Mister Pickering shook his head. “I have talked with other Quakers and we agree that you will be hunted without mercy between here and Delaware. But there will be fewer patrollers if you go west to Memphis, Tennessee. Tennessee is a slave state but Quakers there will help you board a steamboat that will carry you up the Mississippi River to St. Louis, Missouri. We have found a quadroon, a fair-skinned slave, who wishes to join you on the Underground Railroad. Her name is Delilah. She will pretend to be your mistress on the steamboat.”
Moses said, “It is a daring plan, but remember the story of Ellen and William Craft? Ellen was able to pass as a white grower, and she and William escaped.”
CHAPTER SIX
Travelling as the Dead
A few nights later, Mister Pickering came up to the hidden room and said, “Brethren and sisters, now is the time for you to flee. You will travel in a most unusual way.”

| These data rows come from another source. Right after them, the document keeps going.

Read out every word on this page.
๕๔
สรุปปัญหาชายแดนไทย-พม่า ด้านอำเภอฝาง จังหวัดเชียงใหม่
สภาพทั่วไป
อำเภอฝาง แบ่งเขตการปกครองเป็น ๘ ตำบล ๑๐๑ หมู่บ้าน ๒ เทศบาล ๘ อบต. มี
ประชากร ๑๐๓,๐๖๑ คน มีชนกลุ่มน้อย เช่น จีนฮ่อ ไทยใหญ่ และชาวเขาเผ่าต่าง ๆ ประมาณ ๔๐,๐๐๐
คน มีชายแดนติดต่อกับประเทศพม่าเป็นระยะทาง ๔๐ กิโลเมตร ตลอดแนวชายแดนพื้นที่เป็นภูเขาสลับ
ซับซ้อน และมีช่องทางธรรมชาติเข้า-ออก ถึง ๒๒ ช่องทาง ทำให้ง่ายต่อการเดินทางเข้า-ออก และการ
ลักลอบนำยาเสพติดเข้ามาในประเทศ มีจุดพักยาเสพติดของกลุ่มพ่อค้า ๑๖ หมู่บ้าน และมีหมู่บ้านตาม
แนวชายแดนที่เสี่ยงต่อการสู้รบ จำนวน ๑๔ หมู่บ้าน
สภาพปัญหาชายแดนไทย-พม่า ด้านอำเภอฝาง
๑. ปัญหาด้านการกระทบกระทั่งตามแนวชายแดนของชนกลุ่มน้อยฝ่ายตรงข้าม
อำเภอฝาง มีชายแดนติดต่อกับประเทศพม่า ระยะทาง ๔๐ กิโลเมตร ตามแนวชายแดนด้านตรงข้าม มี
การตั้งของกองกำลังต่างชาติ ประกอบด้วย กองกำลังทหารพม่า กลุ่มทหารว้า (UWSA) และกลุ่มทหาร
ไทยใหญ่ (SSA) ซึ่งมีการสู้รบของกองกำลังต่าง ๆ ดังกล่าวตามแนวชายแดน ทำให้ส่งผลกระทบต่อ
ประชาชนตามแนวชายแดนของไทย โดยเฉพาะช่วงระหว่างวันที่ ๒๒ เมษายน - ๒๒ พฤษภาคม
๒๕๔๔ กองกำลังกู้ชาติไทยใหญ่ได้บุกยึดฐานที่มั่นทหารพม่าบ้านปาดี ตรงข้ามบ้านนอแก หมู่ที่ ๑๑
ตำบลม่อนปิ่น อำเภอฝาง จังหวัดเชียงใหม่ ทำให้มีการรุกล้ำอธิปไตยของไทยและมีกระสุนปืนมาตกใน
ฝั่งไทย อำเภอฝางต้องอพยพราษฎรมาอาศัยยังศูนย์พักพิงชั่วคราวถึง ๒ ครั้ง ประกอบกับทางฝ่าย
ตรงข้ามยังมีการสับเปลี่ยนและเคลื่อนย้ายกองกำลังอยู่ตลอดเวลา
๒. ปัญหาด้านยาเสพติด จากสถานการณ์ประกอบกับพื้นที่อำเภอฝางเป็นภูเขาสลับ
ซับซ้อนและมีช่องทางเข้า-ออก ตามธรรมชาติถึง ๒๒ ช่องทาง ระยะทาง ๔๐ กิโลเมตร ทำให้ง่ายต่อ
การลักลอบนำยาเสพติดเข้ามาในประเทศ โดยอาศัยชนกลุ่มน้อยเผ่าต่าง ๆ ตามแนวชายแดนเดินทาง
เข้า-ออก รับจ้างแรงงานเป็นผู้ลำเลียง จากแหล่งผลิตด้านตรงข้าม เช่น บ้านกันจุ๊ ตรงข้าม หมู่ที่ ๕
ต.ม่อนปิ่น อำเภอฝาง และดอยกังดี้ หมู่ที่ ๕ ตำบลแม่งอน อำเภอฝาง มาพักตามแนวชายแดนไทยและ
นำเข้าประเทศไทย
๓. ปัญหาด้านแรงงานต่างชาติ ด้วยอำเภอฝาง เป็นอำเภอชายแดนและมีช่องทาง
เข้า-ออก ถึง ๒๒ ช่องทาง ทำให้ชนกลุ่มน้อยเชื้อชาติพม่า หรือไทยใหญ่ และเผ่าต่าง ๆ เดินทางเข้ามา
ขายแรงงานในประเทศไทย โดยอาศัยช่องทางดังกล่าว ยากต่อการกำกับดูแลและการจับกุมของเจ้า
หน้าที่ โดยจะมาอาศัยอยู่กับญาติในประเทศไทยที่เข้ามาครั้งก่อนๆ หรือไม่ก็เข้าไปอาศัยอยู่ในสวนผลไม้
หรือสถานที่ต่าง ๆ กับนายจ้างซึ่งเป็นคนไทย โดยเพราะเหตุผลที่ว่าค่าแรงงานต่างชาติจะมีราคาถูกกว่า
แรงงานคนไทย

He led us outside where two black horses were hitched to a big black wagon, a hearse. Last spring, when Grower Brown’s father died, a hearse like this one had carried the old man’s body to the graveyard. Now, a stranger stood beside the wagon. He was dressed in a black suit, like Mister Pickering, and I thought he must be another Quaker. Mister Pickering said, “This is my friend, Daniel, and he has brought this hearse to carry you to the steamboat. There are five coffins with holes cut in the side to help you to breathe. I will drive you myself, and, with the help of God, we will reach Memphis in a week.”